Treat every obstacle as an opportunity to learn. Lean on each other. If you have a chance to make someone’s life better, do it.
These sound like lofty goals, but they are put into action every day by Angela Diaz, MD, PhD, MPH, Director of the Mount Sinai Adolescent Health Center, who was featured on Tuesday, June 11, in a “Conversation With Leaders” event at the Corporate Services Center. Dr. Diaz, an international leader in adolescent medicine, talked about her professional journey at the event organized by Women in Information Technology at Mount Sinai and the Office for Diversity and Inclusion. The discussion was moderated by Mary Lowenwirth, Director of Reporting and Logistics, Information Technology.
Dr. Diaz is the Jean C. and James W. Crystal Professor in Adolescent Health, Department of Pediatrics and Department of Environmental Medicine and Public Health at the Icahn School of Medicine, and a member of the governing Council of the National Academy of Medicine. And she leads one of the nation’s largest adolescent health centers, known for outstanding research and training, and for serving more than 12,000 vulnerable youths each year with confidential health care at no cost to them. She is also a profoundly grateful former patient of the Mount Sinai Adolescent Health Center.

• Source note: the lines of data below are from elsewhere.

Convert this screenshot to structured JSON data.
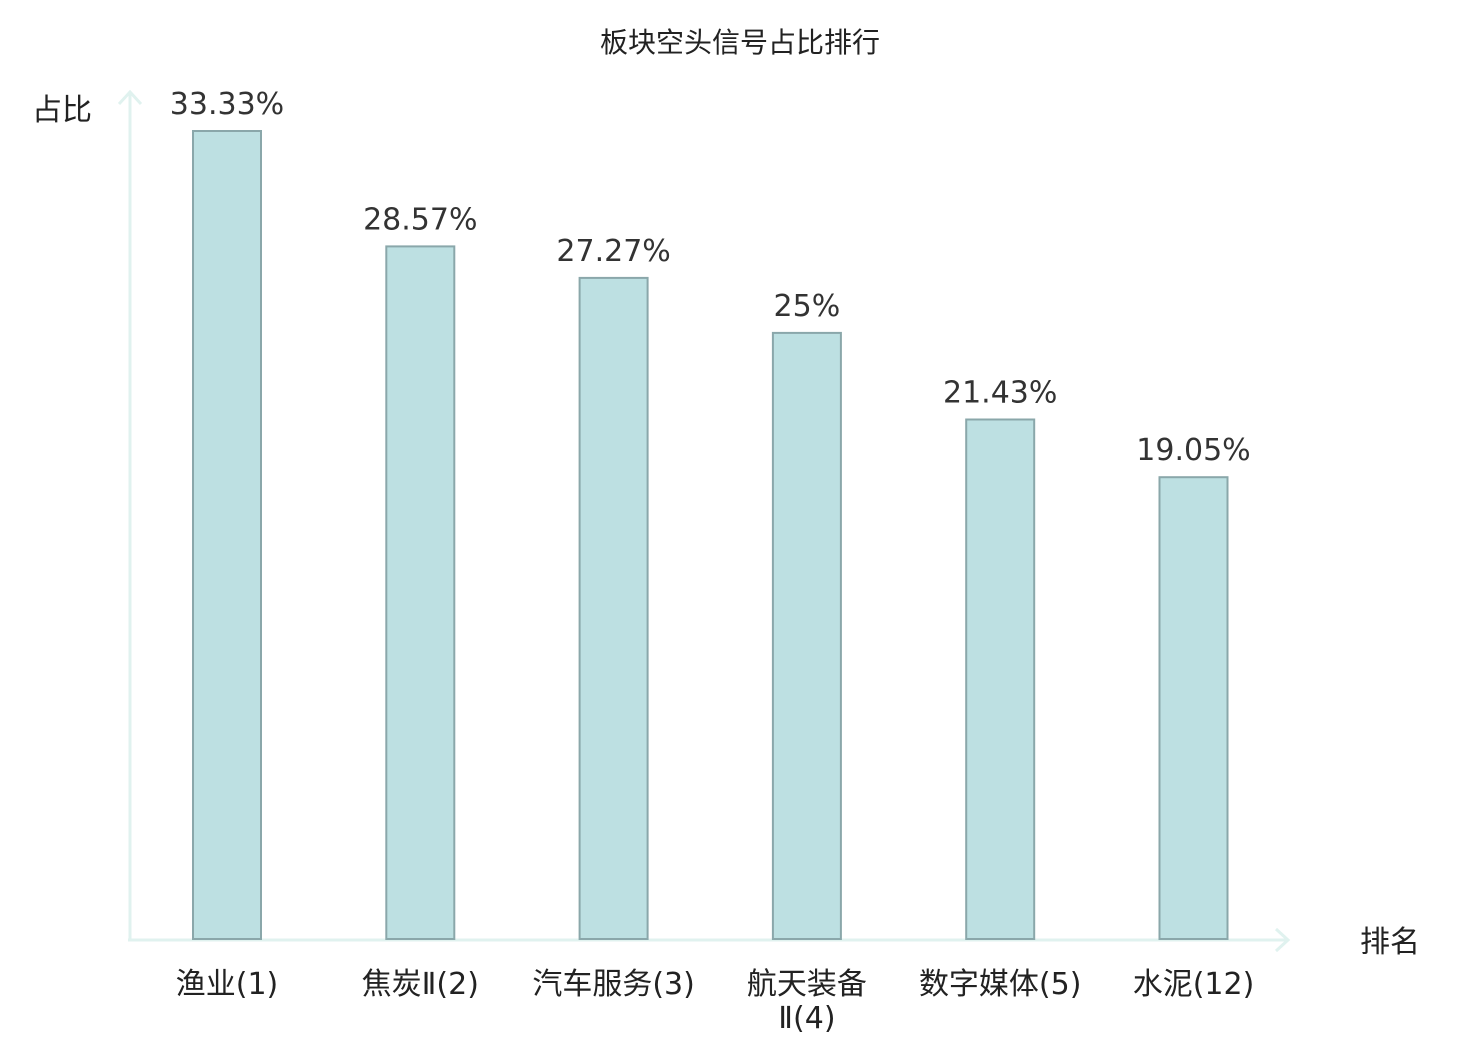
{
  "chart_data": {
    "type": "bar",
    "title": "板块空头信号占比排行",
    "ylabel": "占比",
    "xlabel": "排名",
    "categories": [
      [
        "渔业(1)"
      ],
      [
        "焦炭Ⅱ(2)"
      ],
      [
        "汽车服务(3)"
      ],
      [
        "航天装备",
        "Ⅱ(4)"
      ],
      [
        "数字媒体(5)"
      ],
      [
        "水泥(12)"
      ]
    ],
    "values": [
      33.33,
      28.57,
      27.27,
      25,
      21.43,
      19.05
    ],
    "value_labels": [
      "33.33%",
      "28.57%",
      "27.27%",
      "25%",
      "21.43%",
      "19.05%"
    ],
    "highlight_index": 5,
    "ylim": [
      0,
      33.33
    ],
    "grid": false,
    "colors": {
      "bar_fill": "#bde0e2",
      "bar_stroke": "#8aa7aa",
      "axis": "#e0f2ef",
      "text": "#222222",
      "value_text": "#333333",
      "highlight_text": "#e00000"
    }
  }
}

Her journey to being a doctor began long ago, when she was a small child in the Dominican Republic. She fell and severely cut herself and was taken to the hospital. “The doctors and nurses there seemed like wonderful people,” she said. “And from then on, to everyone who asked me, I said, ‘I want to be a doctor.’” The road was not an easy one. Her mother was a hard-working factory worker without a formal education. And when Angela Diaz came to the United States permanently around age 15, she was placed in a crowded classroom of non-English speakers. Her teacher noticed that she was very good at math and science and nurtured her abilities. But she became depressed around age 17 and dropped out of school. That is when the Mount Sinai Adolescent Health Center helped change her life. A social worker there noticed that she was despondent, and encouraged her to go back to school. “I always say they glued me back together,” Dr. Diaz said.
Dr. Diaz graduated from high school, then attended City College of New York while working at the factory with her mother. Still dreaming of becoming a doctor, she marched into Columbia University one day—mainly because it was in her neighborhood—and amazed an admissions worker by filling out her application to medical school on the spot. She was accepted at Columbia, where she earned her medical degree and later a PhD in epidemiology. She also earned a Master of Public Health from Harvard University, and served her internship and residency in pediatrics at The Mount Sinai Hospital. Dr. Diaz told the attendees that in working toward such goals, it is important to be prepared and to be positive. “I’m very optimistic by nature,” she said. “I not only see the glass half full, I see it spilling over. Everything is possible.”
In 1981, Dr. Diaz’s path took her back to Mount Sinai to do a pediatric residency and adolescent medicine fellowship, and she subsequently became director of the Mount Sinai Adolescent Health Center. Services there include medical, sexual and reproductive health, dental, optical, and mental-health care; health education; substance abuse prevention and treatment; help with eating disorders; HIV/AIDS prevention and treatment; violence prevention and treatment; and services for LGBT teens and those who have been abused.
Dr. Diaz said she feels “really blessed” to work at the Center. “We work with some young people who are dealing with incest and sex trafficking. We help them build strategies to heal, and to stay in school,” she said. “To see these young people evolve is very rewarding. They give us so much back, I can’t tell you how meaningful that is.”